Nearly a week after the changeover from the old registry database at Waikato University began, the .nz country code domain does not have a reliable domain name registry.
The DRS was due to come online on Monday and eventually arrived on Wednesday afternoon but since then it has suffered a string of technical, operation and - in some eyes - philosophical problems.
Last night, the Web-based part of the new registry system, which has been developed on a Microsoft platform by the Advantage Group-owned Glazier Systems, was still offline.
Names can still be registered using new automated email templates, but there seems to be some confusion about these. ISPs are understood to have been co-operating on workarounds for domains that need to be moved between them, rather than trying to change details in the registry.
In a posting to the Isocnz-l mailing list, Mike Bennett, technical director of Wairarapa Internet services company Silicon Blue, said he had been unable to obtain the new email templates, despite requesting them from Domainz three times.
Bennett said he had been invited to one of the confidential registrar briefings held by Domainz, where documentation on the new system was provided, but "since I don't live in one of the main centres where these conferences were held and would incur significant cost in time and money to attend, I asked on two occasions for some indication of what sort of information would be presented and what level of customer it would be pitched at.
"The reply was essentially: 'It is confidential. Turn up and find out.'"
Since the site went live on Wednesday, some name holders have been unable to log in to the new registry, either immediately after entering their old authorisation keys or when prompted by an automatic email to return and alter their passwords. Such attempts today have been met with the message "Microsoft VBScript runtime error '800a01a8'".
Domainz' Maria Arnott says that if those affected cannot log in within the 48-hour deadline for new passwords to be specified, passwords can be reset.
Later yesterday afternoon, the site began reporting SQL Server timeout errors, apparently because of overloading, and then went off air altogether.
The process of exchanging old keys for new IDs has thrown up another, potentially serious, issue. The DRS assigns the title of "registrar" to companies providing name service - fulfilling the standard technical requirement to list the name on at least two Internet domain name servers.
Where the old system provided an authorisation key unique to each name, which was required to alter domain details, the DRS provides global logins that give each registrar global access to all the names for which it provides service - whether or not it had authority to administer the domain under the old system.
To further muddy the waters, Domainz appears to have assigned domain name holders to certain registrars without checking with the holders themselves. Independent consultant Joe Abley cites his own domain as an example:
"I run it off my name servers, yet Domainz assigned it to Clear Net, which means ClearNet could go in and change details on my domain without my being consulted," he says.
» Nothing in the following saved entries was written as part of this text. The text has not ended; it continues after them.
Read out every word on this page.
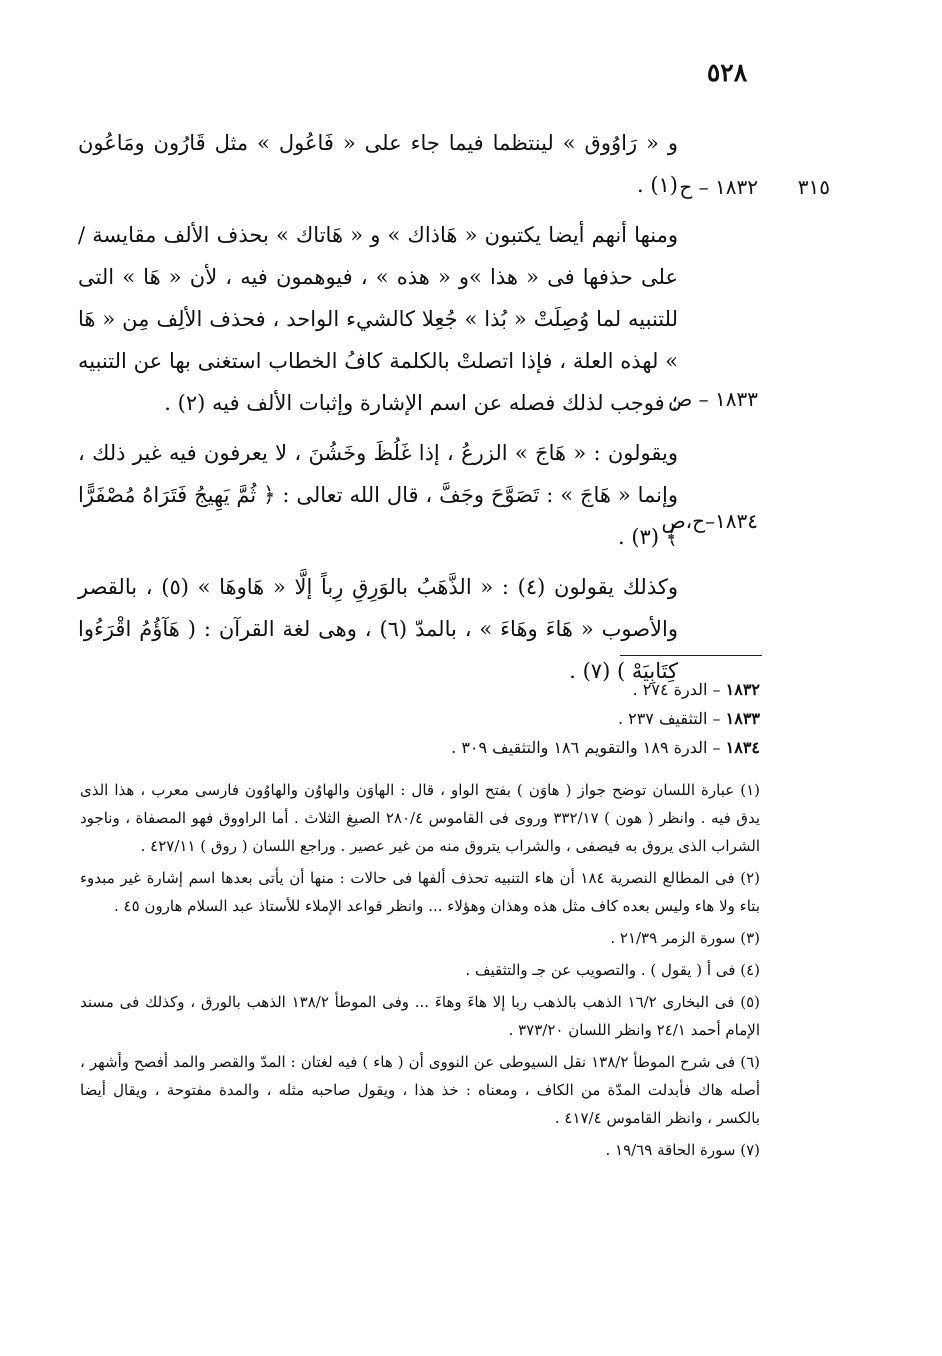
٥٢٨
٣١٥
١٨٣٢ – ح
١٨٣٣ – ص
١٨٣٤–ح،ص

و « رَاوُوق » لينتظما فيما جاء على « فَاعُول » مثل قَارُون ومَاعُون (١) .

ومنها أنهم أيضا يكتبون « هَاذاك » و « هَاتاك » بحذف الألف مقايسة / على حذفها فى « هذا »و « هذه » ، فيوهمون فيه ، لأن « هَا » التى للتنبيه لما وُصِلَتْ « بُذا » جُعِلا كالشيء الواحد ، فحذف الألِف مِن « هَا » لهذه العلة ، فإذا اتصلتْ بالكلمة كافُ الخطاب استغنى بها عن التنبيه ؛ فوجب لذلك فصله عن اسم الإشارة وإثبات الألف فيه (٢) .

ويقولون : « هَاجَ » الزرعُ ، إذا غَلُظَ وخَشُنَ ، لا يعرفون فيه غير ذلك ، وإنما « هَاجَ » : تَصَوَّحَ وجَفَّ ، قال الله تعالى : ﴿ ثُمَّ يَهِيجُ فَتَرَاهُ مُصْفَرًّا ﴾ (٣) .

وكذلك يقولون (٤) : « الذَّهَبُ بالوَرِقِ رِباً إلَّا « هَاوهَا » (٥) ، بالقصر والأصوب « هَاءَ وهَاءَ » ، بالمدّ (٦) ، وهى لغة القرآن : ( هَآؤُمُ اقْرَءُوا كِتَابِيَهْ ) (٧) .

١٨٣٢ – الدرة ٢٧٤ .
١٨٣٣ – التثقيف ٢٣٧ .
١٨٣٤ – الدرة ١٨٩ والتقويم ١٨٦ والتثقيف ٣٠٩ .

(١) عبارة اللسان توضح جواز ( هاوَن ) بفتح الواو ، قال : الهاوَن والهاوُن والهاوُون فارسى معرب ، هذا الذى يدق فيه . وانظر ( هون ) ٣٣٢/١٧ وروى فى القاموس ٢٨٠/٤ الصيغ الثلاث . أما الراووق فهو المصفاة ، وناجود الشراب الذى يروق به فيصفى ، والشراب يتروق منه من غير عصير . وراجع اللسان ( روق ) ٤٢٧/١١ .

(٢) فى المطالع النصرية ١٨٤ أن هاء التنبيه تحذف ألفها فى حالات : منها أن يأتى بعدها اسم إشارة غير مبدوء بتاء ولا هاء وليس بعده كاف مثل هذه وهذان وهؤلاء ... وانظر قواعد الإملاء للأستاذ عبد السلام هارون ٤٥ .

(٣) سورة الزمر ٢١/٣٩ .

(٤) فى أ ( يقول ) . والتصويب عن جـ والتثقيف .

(٥) فى البخارى ١٦/٢ الذهب بالذهب ربا إلا هاءَ وهاءَ ... وفى الموطأ ١٣٨/٢ الذهب بالورق ، وكذلك فى مسند الإمام أحمد ٢٤/١ وانظر اللسان ٣٧٣/٢٠ .

(٦) فى شرح الموطأ ١٣٨/٢ نقل السيوطى عن النووى أن ( هاء ) فيه لغتان : المدّ والقصر والمد أفصح وأشهر ، أصله هاك فأبدلت المدّة من الكاف ، ومعناه : خذ هذا ، ويقول صاحبه مثله ، والمدة مفتوحة ، ويقال أيضا بالكسر ، وانظر القاموس ٤١٧/٤ .

(٧) سورة الحاقة ١٩/٦٩ .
Abley says Domainz changed the listing as soon as he pointed it out to them - but changed the information without checking his identity.
Domainz also yesterday removed a feature which saw anyone who used the new site to check whether a name was available presented with a long list of "registrars" including many companies - such as Fletcher Challenge and IDG Communications - that have no interest in registering domain names for third parties. Schools, councils and individuals were also listed.
In place of the list the page now says: "If you are interested in registering the domain name your current Internet Service Provider should be able to assist."